Sabi Phagura heads to Holland to discover the facilities at the Ink Hotel Amsterdam and its close ties with the print and news industry
Holidays are all about creating new experiences and getting away from your everyday life. They are about having an adventure and fully immersing yourself in the moment so when you go back home, you have plenty of stories to share with you friends and family. The Ink Hotel Amsterdam lets you capture all of those precious moments and more.
In fact, it has it has its own very fascinating story to tell which will help inspire you to tell yours. Let us start at the beginning…
It all began in 1904 when the building became the base of the Dutch newspaper “De Tijd” (The Times). It was where stories were born, written and ultimately printed. Nieuwezezijds Voorburgwal was the news street of Amsterdam, and Ink Hotel was the printing house right up until 1974. Today the building has been refurbished into 149 rooms and suites, yet traces of yesteryear can be found all over the property. Old typewriters, glass inkbottles and big rolls of printing paper capture the spirit of the past. And the man behind this incredible creation is local artist, Jan Rothuizen. The daddy of all suites is ‘The Editor in Chief’. Here you’ll feel like a boss with all the space – there is a bathtub next to the bed surrounded by an antique typewriter and loads of books. And of course, it’s situated at the very top of the hotel.
The Pressroom is the heart and soul of the hotel. This is where all the action takes place. The multi-use room functions as a lounge, a place where you can transfer into an office, and an area where you can dine all day and catch up with friends. Somehow it just works, and the atmosphere changes from morning to night.
Breakfast is all about fuelling the belly with protein-rich goods like eggs and healthy smoothies to kick start the day. But if you want extra shut-eye, you can just as easily grab packet breakfast items from the cargo bike on the Atrium.
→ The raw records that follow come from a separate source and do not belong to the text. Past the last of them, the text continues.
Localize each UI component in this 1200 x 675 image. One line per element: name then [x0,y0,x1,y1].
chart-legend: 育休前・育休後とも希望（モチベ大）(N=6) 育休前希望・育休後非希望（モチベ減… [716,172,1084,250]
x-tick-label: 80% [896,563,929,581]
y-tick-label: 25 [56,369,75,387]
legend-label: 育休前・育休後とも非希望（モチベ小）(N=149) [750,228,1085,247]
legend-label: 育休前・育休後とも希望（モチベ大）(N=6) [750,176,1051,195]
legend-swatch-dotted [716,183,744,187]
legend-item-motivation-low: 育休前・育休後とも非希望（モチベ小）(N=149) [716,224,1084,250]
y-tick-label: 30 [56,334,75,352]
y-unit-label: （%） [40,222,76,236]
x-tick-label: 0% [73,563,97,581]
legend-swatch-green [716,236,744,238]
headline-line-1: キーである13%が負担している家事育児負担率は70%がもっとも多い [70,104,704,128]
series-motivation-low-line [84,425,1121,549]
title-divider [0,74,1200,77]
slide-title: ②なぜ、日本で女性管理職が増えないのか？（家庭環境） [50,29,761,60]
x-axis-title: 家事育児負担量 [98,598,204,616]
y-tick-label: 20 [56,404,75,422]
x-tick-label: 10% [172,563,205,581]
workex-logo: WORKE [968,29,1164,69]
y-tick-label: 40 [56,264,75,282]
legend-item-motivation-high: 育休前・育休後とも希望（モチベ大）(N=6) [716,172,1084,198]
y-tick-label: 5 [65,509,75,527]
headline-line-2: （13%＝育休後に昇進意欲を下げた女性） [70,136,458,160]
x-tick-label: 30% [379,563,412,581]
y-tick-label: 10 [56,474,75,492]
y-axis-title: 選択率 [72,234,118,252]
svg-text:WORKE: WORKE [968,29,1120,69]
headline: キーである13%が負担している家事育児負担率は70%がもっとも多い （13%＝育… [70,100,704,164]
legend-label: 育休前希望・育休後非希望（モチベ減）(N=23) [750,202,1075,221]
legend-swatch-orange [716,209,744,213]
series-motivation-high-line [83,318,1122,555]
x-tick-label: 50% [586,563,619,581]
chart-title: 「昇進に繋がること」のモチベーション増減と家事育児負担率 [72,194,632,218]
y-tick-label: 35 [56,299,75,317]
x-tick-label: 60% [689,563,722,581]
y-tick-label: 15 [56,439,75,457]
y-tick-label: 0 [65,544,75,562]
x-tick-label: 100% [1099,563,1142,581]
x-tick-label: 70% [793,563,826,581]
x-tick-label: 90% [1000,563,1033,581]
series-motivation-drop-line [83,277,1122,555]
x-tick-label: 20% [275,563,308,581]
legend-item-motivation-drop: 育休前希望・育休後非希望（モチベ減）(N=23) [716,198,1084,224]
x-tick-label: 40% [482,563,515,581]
Lunchtimes are all about tucking into sharing foods with your fellow diners. Fish, meat and veggie dishes, as well as light salads and sandwiches, are ideal whether you want to have a quick bite to eat before exploring the city, or indeed want to take your time and linger over. If weather is on your side, then I would suggest taking your food out on to the courtyard. It’s hard to believe that this quiet small yet cosy hub complete with plants and trees is just yards away from the busy street outside.
Dinner is equally good and is just as informal. Expect to find dishes from around the globe like salad with sweet and sour vegetables, steak tartare with smoked mayonnaise and mackerel and smoked salmon. There are plenty of options and the chefs place an emphasis on whipping up healthy yet hearty dishes for the more body-conscious diner. Sharing food is encouraged here, but if you’re more of a ‘hands-off-my-food’ kind of person, they will be more than happy to create individual dishes.
Drink lovers can rejoice and try local spirits like Corenwijn and Genever mixed up in fancy cocktails. The bartender whipped up such an amazing cocktail for us that it was almost a shame to drink it. Well, almost. It’s a cocktail, so it just screamed to be drunk.
If you want to immerse yourself into more of the history of the hotel, the Library Lounge is a good place to head to. Original 1904 copies of De Tijd can be admired on the wall or you take your pick of one of the many books that adorn the shelves. It’s the ultimate bookworm’s dream.
If you tear yourself away from the hotel, the buildings directly outside it are well worth a visit. The Magna Plaza, a post office turned shopping mall, the Nieuwe Kerk (new church) and the backside of the Royal Palace are within a few hundred metres distance from Ink. Venturing slightly further afield, you’ll find the Oude Kerk (old church), and dating from around the 1300s, it’s the oldest building in the city.
And a trip to Amsterdam wouldn’t be the same without visiting the canal district either on bike, foot or boat. Just be sure to look up and see the beautiful buildings that scatter the city. And if you get a really good guide, they will be more than happy to tell you the stories behind them and the people that once lived there.